Девушка, как завороженная, следила за ним, за каждым его движением, действием. Зачем-то предупредила:
— Здесь беспорядок. Со вчерашнего дня не убирали… — И тут же спохватилась, понимая ненужность этих слов.
Для Молли стало вдруг очевидным, что все тревоги, терзавшие ее со дня гибели отца, отступили, а сложные обстоятельства личной жизни Думанского не имеют никакого значения в сравнении с тем, что происходит здесь, сейчас, в этой комнате — с ней, вернее — с ними обоими.
Она почувствовала, что успокоилась, будто вернулась наконец домой из далекого мучительного странствия. И этим домом была любовь к ней Думанского. Молли подошла к нему. Доверчиво подняла глаза. И они стояли так, почти вплотную друг к другу, но не соприкасаясь.
Сквозь ткань фрака Викентий чувствовал тихое жаркое дыхание молодой женщины, проникавшее в самое его сердце, усиливавшее ток крови в теле и наполняющее душу щемящей нежностью.
Он обнял ее за плечи, усадил в кресло и сам опустился рядом на колени. Лицо Думанского светилось внутренним светом. Это был почти экстаз. То, что древние называли катарсисом, очищением.
Молли сделала слабый жест рукой: непонятно было, хочет ли она наконец остановить Думанского или, наоборот, просит говорить.
— Вот только что, сейчас, со мной это было! — голос Викентия стал глубоким и спокойным. — Я не знал раньше, что это так, или, может быть, забыл, как это бывает, зато вспомнил теперь. Господи, Ты снова дал мне испытать это! И все же прежде все было как-то слепо, приземленно, а теперь… Ведь любовь моя находится не во мне. — Думанский притронулся рукой к груди, и слезой небесной чистоты блеснул камень на булавке. — Она высоко, вне меня, — он указал вверх, — я чувствую источник ее! И еще новое — в мир я пришел именно для того, чтобы донести до тебя эту любовь… — Думанский сжал руки Молли в своих руках. Так они оставались долго, не обронив больше ни слова, пока неясный шум, донесшийся из кабинета, не заставил их вздрогнуть.

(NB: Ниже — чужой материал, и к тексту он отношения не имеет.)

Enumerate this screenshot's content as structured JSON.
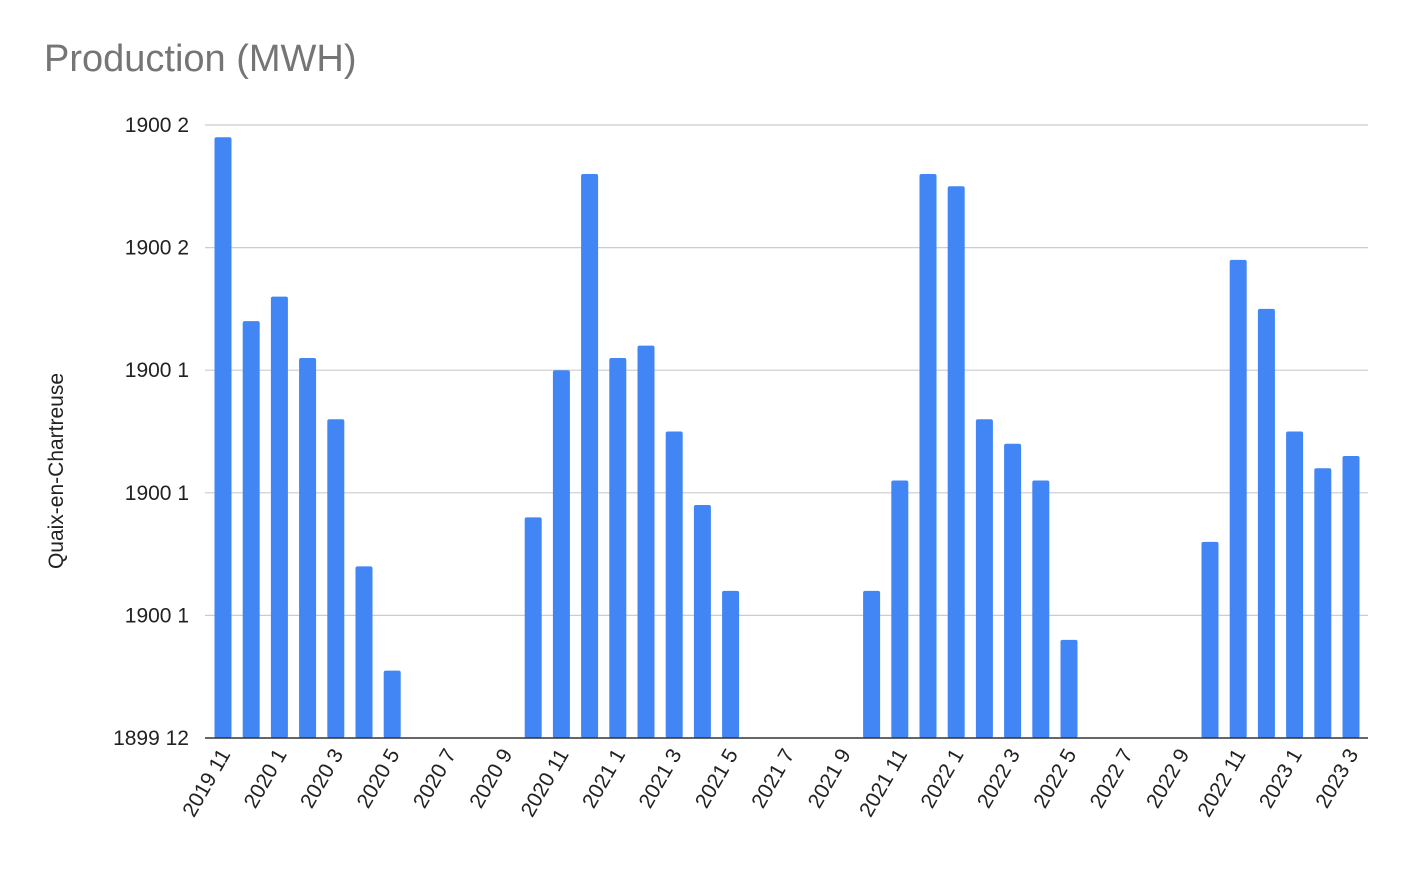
{
  "chart_data": {
    "type": "bar",
    "title": "Production (MWH)",
    "xlabel": "",
    "ylabel": "Quaix-en-Chartreuse",
    "color": "#4285f4",
    "grid": true,
    "legend": "none",
    "ylim": [
      0,
      50
    ],
    "y_ticks": [
      {
        "value": 0,
        "label": "1899 12"
      },
      {
        "value": 10,
        "label": "1900 1"
      },
      {
        "value": 20,
        "label": "1900 1"
      },
      {
        "value": 30,
        "label": "1900 1"
      },
      {
        "value": 40,
        "label": "1900 2"
      },
      {
        "value": 50,
        "label": "1900 2"
      }
    ],
    "categories": [
      "2019 11",
      "2019 12",
      "2020 1",
      "2020 2",
      "2020 3",
      "2020 4",
      "2020 5",
      "2020 6",
      "2020 7",
      "2020 8",
      "2020 9",
      "2020 10",
      "2020 11",
      "2020 12",
      "2021 1",
      "2021 2",
      "2021 3",
      "2021 4",
      "2021 5",
      "2021 6",
      "2021 7",
      "2021 8",
      "2021 9",
      "2021 10",
      "2021 11",
      "2021 12",
      "2022 1",
      "2022 2",
      "2022 3",
      "2022 4",
      "2022 5",
      "2022 6",
      "2022 7",
      "2022 8",
      "2022 9",
      "2022 10",
      "2022 11",
      "2022 12",
      "2023 1",
      "2023 2",
      "2023 3",
      "2023 4"
    ],
    "x_tick_labels": [
      "2019 11",
      "",
      "2020 1",
      "",
      "2020 3",
      "",
      "2020 5",
      "",
      "2020 7",
      "",
      "2020 9",
      "",
      "2020 11",
      "",
      "2021 1",
      "",
      "2021 3",
      "",
      "2021 5",
      "",
      "2021 7",
      "",
      "2021 9",
      "",
      "2021 11",
      "",
      "2022 1",
      "",
      "2022 3",
      "",
      "2022 5",
      "",
      "2022 7",
      "",
      "2022 9",
      "",
      "2022 11",
      "",
      "2023 1",
      "",
      "2023 3",
      ""
    ],
    "values": [
      49,
      34,
      36,
      31,
      26,
      14,
      5.5,
      0,
      0,
      0,
      0,
      18,
      30,
      46,
      31,
      32,
      25,
      19,
      12,
      0,
      0,
      0,
      0,
      12,
      21,
      46,
      45,
      26,
      24,
      21,
      8,
      0,
      0,
      0,
      0,
      16,
      39,
      35,
      25,
      22,
      23,
      0
    ]
  }
}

С трудом возвращаясь к действительности, Молли проговорила:
— Это дядюшка… Да ты же ведь еще не знаешь — он теперь живет у меня. Инвалид и со странностями, но душа у него золотая! Вы непременно подружитесь.
Молли хотела подняться, но пережитое душевное волнение лишило ее сил. Викентий Алексеевич, впервые услышав «ты» от возлюбленной, от неожиданности сам еле поднялся с колен:
— Я позову его. Ты позволишь? Укажи лишь, куда идти.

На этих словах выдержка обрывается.